The investigation revealed that the dialysis water was contaminated with a mycobacterium (Mycobacterium abscessus). When the CDC team dug further, they learned that the facility had recently switched from formaldehyde as its germicide to peracetic acid—but they were only using half the required strength. “The salesperson had said, ‘You know, this stuff is really good. The label says to use this concentration, but you can use half,’” he recalls. But that wasn’t the only precipitating factor. Dr. Arduino and his colleagues observed the facility’s cleaning process and realized that the technicians were filling the dialyzers with only half the recommended amount of germicide. The residual water remaining in the dialyzer diluted the germicide further, and the water used to rinse the dialyzers and prepare the disinfectant contained mycobacteria, which were not killed by the disinfectant placed into the dialyzer. The resulting outbreak was another byproduct of misinformation and inadequate training.

Communication between all workers in the clinical environment, including janitorial staff, is crucial, he says. In another outbreak he investigated—this one unrelated to dialysis—the only common exposure was a portable x-ray machine. The CDC obtained a sponge sample from various parts of the machine and recovered Acinetobacter baumannii from the surfaces that touched the patient.

“And then, the question was asked, ‘Who cleans the machine?’ Nursing said, ‘We don’t clean. That’s housekeeping.’ Housekeeping said, ‘No, no. That’s an instrument. We don’t touch those. That’s nursing.’ So the machine was never disinfected between uses,” he says.

A career’s worth of experiences like this one have taught Dr. Arduino a few things about culturing challenging objects. Most importantly, he says, a negative result doesn’t always mean the culture is negative. It’s essential to use techniques and media appropriate to the object being cultured, and to realize when an outdated or inappropriate technique might be raising the limit of detection.

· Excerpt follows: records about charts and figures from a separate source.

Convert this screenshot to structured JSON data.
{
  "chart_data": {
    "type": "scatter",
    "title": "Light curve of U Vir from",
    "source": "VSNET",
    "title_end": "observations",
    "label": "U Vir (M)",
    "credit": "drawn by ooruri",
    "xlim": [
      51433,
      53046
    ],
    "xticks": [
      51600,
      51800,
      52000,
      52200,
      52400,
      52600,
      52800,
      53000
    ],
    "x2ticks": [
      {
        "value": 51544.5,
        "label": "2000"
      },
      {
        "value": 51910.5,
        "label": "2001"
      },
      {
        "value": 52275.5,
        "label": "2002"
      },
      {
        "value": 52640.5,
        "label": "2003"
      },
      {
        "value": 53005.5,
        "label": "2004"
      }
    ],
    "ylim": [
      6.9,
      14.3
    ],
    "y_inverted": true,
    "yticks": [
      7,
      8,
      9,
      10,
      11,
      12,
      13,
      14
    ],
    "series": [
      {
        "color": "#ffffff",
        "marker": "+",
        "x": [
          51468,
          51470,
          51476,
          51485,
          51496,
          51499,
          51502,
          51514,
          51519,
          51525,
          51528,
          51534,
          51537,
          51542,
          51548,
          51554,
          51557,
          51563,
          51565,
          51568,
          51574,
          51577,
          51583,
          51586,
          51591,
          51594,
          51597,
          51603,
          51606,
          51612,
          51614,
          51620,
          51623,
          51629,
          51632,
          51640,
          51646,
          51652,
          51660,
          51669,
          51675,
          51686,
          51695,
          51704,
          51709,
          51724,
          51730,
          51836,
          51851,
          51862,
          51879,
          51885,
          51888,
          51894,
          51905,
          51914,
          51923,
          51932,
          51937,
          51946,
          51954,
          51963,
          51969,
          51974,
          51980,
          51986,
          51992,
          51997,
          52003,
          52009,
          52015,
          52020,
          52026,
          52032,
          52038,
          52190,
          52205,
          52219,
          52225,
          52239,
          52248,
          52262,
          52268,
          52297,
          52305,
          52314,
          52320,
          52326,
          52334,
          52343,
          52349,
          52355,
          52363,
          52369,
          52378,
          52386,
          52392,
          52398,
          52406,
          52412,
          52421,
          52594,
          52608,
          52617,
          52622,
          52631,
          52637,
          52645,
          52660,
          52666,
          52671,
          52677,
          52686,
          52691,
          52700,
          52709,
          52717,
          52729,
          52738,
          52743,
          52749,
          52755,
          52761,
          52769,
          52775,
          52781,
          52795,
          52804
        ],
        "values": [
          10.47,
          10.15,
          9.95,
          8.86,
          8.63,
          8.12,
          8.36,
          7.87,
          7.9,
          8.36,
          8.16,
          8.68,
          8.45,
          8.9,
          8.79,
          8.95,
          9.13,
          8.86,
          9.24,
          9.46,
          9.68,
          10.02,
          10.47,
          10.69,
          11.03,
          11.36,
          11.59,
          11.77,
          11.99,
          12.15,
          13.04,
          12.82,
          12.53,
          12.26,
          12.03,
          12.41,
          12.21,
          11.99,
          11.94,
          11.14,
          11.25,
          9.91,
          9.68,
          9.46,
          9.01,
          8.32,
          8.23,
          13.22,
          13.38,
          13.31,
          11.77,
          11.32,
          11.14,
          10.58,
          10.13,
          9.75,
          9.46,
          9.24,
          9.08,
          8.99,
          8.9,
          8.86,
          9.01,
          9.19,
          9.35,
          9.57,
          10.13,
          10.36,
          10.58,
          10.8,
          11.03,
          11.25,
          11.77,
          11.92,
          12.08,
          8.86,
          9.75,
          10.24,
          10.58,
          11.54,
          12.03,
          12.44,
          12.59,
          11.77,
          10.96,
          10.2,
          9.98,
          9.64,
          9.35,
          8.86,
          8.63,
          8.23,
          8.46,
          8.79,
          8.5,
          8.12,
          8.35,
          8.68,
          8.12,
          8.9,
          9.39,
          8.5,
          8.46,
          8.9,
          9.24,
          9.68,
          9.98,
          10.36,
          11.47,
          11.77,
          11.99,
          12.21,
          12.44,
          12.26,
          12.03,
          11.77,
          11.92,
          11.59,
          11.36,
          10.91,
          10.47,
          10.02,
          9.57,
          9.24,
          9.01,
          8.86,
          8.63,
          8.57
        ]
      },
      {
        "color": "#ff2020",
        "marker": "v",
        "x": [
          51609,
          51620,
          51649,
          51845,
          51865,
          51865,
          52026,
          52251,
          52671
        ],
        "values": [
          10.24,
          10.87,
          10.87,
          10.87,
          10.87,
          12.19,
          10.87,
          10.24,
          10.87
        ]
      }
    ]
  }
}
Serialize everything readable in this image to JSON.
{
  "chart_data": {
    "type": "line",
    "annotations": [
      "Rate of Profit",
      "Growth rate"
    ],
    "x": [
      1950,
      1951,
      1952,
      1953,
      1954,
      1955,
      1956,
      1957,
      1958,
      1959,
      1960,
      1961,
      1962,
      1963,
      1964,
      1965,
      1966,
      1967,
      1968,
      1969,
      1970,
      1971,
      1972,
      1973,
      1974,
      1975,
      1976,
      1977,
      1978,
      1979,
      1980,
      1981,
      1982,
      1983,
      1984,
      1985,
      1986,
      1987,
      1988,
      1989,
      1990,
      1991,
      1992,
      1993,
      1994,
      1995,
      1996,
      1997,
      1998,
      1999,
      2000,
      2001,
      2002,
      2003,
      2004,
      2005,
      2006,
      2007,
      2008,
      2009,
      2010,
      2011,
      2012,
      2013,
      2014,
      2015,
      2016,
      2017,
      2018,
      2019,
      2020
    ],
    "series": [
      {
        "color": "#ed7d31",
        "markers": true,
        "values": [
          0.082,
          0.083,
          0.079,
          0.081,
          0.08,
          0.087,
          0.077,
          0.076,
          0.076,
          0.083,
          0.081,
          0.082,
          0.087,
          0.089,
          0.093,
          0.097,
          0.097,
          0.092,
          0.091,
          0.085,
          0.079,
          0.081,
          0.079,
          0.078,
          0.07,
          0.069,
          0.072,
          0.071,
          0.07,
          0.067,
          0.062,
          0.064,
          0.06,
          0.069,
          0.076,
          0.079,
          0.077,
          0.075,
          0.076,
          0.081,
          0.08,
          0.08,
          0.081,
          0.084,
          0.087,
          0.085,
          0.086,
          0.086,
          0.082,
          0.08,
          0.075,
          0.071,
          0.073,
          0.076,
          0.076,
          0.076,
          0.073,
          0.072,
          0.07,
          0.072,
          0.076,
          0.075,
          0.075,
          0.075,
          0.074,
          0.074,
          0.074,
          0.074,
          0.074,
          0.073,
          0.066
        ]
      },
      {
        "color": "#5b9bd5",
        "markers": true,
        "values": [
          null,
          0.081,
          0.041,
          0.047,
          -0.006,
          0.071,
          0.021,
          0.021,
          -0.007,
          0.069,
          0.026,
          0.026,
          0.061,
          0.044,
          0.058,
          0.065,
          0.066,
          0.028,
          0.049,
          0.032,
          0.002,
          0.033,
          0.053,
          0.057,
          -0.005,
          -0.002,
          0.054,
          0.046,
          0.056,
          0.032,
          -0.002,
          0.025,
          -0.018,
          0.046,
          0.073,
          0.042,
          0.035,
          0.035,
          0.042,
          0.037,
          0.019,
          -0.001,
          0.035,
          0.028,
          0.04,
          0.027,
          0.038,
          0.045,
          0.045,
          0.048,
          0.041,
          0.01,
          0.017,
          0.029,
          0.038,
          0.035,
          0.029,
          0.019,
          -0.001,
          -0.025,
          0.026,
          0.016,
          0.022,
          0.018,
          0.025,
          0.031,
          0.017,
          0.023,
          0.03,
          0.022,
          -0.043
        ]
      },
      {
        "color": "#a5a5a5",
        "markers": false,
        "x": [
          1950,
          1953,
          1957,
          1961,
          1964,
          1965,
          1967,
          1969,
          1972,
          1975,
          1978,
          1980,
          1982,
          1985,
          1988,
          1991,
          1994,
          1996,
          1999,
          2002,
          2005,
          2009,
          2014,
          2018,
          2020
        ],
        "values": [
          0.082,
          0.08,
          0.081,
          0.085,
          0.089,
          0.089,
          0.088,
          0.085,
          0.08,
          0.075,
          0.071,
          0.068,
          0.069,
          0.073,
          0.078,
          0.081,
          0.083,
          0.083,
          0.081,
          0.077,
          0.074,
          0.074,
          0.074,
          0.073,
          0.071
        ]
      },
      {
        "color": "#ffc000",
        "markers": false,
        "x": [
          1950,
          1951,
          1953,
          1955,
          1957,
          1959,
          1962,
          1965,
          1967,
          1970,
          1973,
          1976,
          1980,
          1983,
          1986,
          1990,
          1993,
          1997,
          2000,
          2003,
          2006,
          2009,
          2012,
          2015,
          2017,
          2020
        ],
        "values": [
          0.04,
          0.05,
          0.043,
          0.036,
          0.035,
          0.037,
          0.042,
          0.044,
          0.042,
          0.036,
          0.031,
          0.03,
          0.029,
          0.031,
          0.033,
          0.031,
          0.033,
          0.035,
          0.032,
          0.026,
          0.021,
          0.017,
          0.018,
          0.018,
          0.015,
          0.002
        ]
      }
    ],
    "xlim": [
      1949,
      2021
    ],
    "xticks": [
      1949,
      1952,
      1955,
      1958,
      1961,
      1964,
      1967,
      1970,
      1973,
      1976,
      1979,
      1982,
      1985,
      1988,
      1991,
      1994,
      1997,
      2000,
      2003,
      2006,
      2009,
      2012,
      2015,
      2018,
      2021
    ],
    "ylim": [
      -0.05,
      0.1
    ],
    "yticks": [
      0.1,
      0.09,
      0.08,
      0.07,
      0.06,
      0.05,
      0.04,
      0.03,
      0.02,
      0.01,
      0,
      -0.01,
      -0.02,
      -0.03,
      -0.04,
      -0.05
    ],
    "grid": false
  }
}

As evidence, he points to the gradual evolution of standards for testing the water used in hemodialysis. History has shown that the ability to detect contaminants depends in large part on the methods and reagents used—and on the willingness to break from tradition in favor of techniques better suited to a novel task.

Today, most dialysis samples are sent to an environmental laboratory or a dialysis company laboratory for testing. But when clinical microbiology laboratories were first faced with the challenge of testing dialysis fluids in the early 1980s, Dr. Arduino says, standard clinical culture methods hindered the detection of dialysate contaminants, leading to many false-negatives.

In one outbreak, Dr. Arduino recalls, several dialysis patients developed fever, chills, and clear signs of bacteremia despite negative dialysate cultures. It turned out that the samples were cultured on blood agar, the standard substrate for patient specimens. “But microbes that you find in water or dialysate tend to be nutrient-poor,” Dr. Arduino says. “So when they inoculated a chocolate plate or a blood agar plate, the organisms would actually die because of the richness of the media.”

In addition to the rich agar, many clinical microbiologists at the time were using calibrated loops, which are typically used for urine analysis, to plate the dialysate samples. As a result, they missed the cutoffs for detection, Dr. Arduino says.

Because of this long and complicated history, he worries that some pathogens will continue to evade detection by routine screening due to inconsistencies in the practices various labs use. “Some laboratories are still doing membrane filtration; some are doing spread plates,” he notes.